Vet challenges inquest verdict
Date published: 01 August 2012
A TRAINEE vet whose car struck and killed a tow-truck driver has launched a ground-breaking bid to overturn an inquest verdict.
Denis Livesley (60), from Leesbrook, Lees, was loading a crashed Volvo on his vehicle on a slipway of the M60 near Sale when Sophie Wilkinson’s Volkswagen Golf skidded on ice and snow and ploughed into him in December 2009. The grandfather-of-eight was pronounced dead on arrival at Trafford General Hospital.

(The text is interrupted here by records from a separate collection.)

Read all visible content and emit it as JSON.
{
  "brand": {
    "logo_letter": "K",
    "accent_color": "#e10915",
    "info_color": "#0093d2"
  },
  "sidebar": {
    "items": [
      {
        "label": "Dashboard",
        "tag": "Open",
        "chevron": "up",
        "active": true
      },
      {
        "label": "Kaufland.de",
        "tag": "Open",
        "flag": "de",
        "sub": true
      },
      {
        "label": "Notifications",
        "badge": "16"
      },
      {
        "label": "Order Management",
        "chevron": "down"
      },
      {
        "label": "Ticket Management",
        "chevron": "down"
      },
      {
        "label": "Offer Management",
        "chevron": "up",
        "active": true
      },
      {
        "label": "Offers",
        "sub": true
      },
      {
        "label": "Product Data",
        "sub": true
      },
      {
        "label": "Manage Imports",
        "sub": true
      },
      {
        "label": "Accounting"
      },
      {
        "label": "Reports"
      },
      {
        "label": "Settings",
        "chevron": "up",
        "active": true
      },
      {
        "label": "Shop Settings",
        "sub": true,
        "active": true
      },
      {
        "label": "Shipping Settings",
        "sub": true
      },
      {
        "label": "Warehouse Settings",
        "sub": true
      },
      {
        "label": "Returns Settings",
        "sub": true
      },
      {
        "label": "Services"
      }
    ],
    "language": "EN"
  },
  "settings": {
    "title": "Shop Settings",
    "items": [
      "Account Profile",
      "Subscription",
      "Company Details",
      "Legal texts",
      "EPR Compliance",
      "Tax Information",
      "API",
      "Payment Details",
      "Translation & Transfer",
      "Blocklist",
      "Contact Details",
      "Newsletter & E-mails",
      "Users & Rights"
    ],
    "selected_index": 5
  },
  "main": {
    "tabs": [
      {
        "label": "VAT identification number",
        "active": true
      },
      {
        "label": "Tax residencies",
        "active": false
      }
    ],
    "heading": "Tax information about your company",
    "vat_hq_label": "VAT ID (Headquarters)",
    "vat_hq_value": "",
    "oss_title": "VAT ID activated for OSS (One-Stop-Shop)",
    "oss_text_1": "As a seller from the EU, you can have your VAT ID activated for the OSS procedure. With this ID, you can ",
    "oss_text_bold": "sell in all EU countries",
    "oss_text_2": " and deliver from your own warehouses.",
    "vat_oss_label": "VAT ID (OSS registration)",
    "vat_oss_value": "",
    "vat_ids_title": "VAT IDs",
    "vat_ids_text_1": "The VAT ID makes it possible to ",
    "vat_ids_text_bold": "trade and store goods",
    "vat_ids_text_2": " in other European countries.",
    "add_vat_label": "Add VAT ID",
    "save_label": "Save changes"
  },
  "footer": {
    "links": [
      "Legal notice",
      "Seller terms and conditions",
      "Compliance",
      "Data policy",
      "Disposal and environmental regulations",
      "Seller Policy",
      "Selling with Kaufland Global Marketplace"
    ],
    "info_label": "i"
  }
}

Wilkinson (24), is now attempting, at London’s High Cour, to quash the inquest jury’s verdict of unlawful killing.
Wilkinson’s barrister, James Maxwell-Scott, said she felt passionately that such a verdict should not be available in such cases because they risked turning inquests into a fault-finding exercise.
Such verdicts, he argued, put drivers on alert in case an unlawful-killing verdict triggered a referral to the CPS — leaving them with little choice but to blame the victim and effectively put the deceased on trial.
Mr Justice Foskett and Judge Peter Thornton QC are expected to reserve their ruling on Ms Wilkinson’s case, in which Mr Livesley’s widow, Wendy, is also involved as an interested party.